Agricultural Commodity ETFs Show 10% Loss Over 3 Months
Grain Prices Drop 10% in the Past Month
[Asia Economy Reporter Hwang Yoon-joo] Agricultural commodity prices, which surged due to the Russia-Ukraine war, have recently declined over the past month, causing losses in agricultural commodity-related exchange-traded funds (ETFs).
According to the Korea Exchange on the 5th, all three agricultural commodity-related ETFs listed domestically recorded losses in the double digits. The returns over the past three months were KODEX 3 Major Agricultural Commodities Futures (H) -14.85%, TIGER Agricultural Commodities Futures Enhanced (H) -13.12%, and KODEX Soybean Futures (H) -10.36%.
These three ETFs posted returns of +8.85%, +11.85%, and +14.70%, respectively, over the past six months. The shift to negative returns began three months ago. Prices had surged more than 30% in the first half of the year but fell more than 10% within the last month.
The agricultural commodity market is in a better supply-demand situation than energy because agricultural products were excluded from sanctions against Russia. Russia’s grain exports mainly target low-income countries.
Favorable crop outlooks for Russia this year and next are also exerting downward pressure on prices. Oh Jae-young, a researcher at KB Securities, explained, "Ukraine, the world's largest arable land, accounts for about 2.5% of global production and around 8.7% of exports for grains. Except for some items, damage can be mitigated by increasing production in other regions."
Additionally, the agricultural commodity market benefits from relatively short price cycles. Major production areas are distributed globally, with planting and harvesting occurring year-round. This means there is a high likelihood of increased production for crops approaching planting seasons due to price rises. During past agricultural commodity price surges in 2008 and 2010, stock levels increased following production growth after price spikes.
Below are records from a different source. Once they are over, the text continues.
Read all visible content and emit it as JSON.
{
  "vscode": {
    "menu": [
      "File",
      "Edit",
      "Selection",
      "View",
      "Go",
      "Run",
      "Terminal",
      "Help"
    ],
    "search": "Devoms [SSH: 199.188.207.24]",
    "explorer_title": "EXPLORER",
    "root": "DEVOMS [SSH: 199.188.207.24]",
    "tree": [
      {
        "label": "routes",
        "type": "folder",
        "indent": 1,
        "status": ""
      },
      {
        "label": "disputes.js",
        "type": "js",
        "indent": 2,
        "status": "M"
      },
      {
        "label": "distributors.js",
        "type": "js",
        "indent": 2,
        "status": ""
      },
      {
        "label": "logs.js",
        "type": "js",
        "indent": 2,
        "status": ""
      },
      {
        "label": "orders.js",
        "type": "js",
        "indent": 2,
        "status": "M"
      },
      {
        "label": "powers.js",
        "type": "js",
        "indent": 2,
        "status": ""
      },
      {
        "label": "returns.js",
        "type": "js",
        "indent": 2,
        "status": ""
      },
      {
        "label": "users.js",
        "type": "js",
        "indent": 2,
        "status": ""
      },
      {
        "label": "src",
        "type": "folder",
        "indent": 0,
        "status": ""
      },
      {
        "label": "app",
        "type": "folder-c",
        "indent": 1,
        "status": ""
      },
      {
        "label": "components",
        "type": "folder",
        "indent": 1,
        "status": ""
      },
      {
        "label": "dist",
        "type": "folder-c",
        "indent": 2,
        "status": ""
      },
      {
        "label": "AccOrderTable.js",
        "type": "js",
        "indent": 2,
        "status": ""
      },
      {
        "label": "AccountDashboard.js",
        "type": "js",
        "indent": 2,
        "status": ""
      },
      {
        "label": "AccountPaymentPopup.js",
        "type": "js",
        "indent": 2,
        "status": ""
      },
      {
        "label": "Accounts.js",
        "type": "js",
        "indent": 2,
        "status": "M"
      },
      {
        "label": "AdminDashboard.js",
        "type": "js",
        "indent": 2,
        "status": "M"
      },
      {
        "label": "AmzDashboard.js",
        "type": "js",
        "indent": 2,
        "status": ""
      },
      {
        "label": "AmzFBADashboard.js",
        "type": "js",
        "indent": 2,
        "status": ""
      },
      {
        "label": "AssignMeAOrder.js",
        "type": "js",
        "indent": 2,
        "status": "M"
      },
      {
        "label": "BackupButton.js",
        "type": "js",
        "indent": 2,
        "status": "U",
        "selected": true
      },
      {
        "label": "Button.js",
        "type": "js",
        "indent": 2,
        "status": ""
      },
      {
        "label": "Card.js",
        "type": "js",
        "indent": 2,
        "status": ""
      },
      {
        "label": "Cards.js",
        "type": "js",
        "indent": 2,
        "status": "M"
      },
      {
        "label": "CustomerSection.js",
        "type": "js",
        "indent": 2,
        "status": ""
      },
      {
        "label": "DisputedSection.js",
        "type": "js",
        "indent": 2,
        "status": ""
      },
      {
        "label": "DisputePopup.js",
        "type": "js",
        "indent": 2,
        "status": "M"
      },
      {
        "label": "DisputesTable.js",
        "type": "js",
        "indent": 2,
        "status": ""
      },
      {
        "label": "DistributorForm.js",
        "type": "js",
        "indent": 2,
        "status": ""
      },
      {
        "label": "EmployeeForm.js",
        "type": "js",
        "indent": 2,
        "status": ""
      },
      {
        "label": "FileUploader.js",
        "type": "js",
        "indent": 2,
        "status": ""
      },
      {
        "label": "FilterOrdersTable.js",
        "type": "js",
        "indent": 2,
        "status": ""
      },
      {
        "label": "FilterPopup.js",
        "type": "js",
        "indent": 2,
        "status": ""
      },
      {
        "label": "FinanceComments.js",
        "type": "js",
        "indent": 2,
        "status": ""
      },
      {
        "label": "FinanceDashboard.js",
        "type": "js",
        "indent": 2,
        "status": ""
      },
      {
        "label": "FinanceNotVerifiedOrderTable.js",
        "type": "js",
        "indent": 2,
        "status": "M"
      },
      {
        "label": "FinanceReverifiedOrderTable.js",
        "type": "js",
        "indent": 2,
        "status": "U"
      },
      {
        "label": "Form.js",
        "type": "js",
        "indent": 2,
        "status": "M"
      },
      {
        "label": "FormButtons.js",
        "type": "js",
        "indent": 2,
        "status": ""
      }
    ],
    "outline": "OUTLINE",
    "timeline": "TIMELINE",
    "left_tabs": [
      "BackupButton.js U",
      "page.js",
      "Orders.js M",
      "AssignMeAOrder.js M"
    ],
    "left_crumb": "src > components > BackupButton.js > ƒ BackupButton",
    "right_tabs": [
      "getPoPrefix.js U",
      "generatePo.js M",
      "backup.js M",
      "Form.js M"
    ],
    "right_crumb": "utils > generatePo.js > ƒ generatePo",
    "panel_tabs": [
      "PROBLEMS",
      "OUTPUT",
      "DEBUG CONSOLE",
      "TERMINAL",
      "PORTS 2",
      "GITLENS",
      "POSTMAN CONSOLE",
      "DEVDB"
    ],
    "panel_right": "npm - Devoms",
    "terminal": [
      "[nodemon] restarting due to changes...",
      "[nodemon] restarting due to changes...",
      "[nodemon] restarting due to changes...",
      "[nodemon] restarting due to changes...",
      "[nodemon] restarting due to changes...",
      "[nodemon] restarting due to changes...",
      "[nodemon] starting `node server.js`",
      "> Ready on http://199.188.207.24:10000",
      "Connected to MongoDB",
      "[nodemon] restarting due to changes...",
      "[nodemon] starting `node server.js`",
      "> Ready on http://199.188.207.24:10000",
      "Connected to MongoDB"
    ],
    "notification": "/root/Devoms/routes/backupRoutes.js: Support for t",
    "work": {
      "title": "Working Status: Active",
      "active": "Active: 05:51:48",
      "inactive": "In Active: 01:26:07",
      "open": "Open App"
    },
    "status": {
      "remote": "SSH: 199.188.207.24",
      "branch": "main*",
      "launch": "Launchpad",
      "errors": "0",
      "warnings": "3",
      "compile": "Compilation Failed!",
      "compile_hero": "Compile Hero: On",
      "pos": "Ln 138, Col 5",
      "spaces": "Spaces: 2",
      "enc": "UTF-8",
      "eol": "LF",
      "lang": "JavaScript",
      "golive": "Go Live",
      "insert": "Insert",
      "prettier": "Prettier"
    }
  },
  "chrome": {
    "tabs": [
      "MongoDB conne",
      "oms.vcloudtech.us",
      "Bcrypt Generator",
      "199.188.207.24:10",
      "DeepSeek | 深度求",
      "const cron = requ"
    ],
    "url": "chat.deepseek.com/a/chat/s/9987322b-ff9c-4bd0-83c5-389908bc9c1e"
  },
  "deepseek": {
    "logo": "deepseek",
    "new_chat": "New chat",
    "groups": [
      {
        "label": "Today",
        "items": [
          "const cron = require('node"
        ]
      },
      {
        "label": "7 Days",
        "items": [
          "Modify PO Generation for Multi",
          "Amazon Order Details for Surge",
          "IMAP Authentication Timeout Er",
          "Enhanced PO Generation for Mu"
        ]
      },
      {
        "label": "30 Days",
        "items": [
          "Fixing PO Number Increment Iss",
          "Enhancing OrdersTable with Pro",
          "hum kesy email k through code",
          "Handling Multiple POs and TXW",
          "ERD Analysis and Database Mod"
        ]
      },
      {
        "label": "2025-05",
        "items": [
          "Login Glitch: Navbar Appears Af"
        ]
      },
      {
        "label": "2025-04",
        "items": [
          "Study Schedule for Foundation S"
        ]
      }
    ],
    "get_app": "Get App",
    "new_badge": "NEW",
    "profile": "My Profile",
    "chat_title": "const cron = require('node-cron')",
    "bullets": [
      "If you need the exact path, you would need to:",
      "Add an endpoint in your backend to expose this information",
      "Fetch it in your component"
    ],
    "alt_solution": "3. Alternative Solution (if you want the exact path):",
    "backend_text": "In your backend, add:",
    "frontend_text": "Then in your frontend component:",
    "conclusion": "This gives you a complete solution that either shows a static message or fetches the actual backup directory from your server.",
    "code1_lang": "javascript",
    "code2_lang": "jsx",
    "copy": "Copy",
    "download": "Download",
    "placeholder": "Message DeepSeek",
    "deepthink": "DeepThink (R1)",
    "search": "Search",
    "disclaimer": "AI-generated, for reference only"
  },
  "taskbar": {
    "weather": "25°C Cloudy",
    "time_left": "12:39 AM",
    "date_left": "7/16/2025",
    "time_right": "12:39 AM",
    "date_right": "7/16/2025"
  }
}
The market generally agrees on the downward stabilization of agricultural commodity prices. Some voices suggest expanding the allocation to agricultural commodities. Hwang Byung-jin, a researcher at NH Investment & Securities, pointed out, "The view to ‘increase allocation’ in agricultural commodity investments, where supply-side price influence outweighs global demand, remains valid for the second half of the year. The possibility of La Ni?a occurring for three consecutive years and the burden of high energy prices exist as upward price pressures due to supply uncertainties."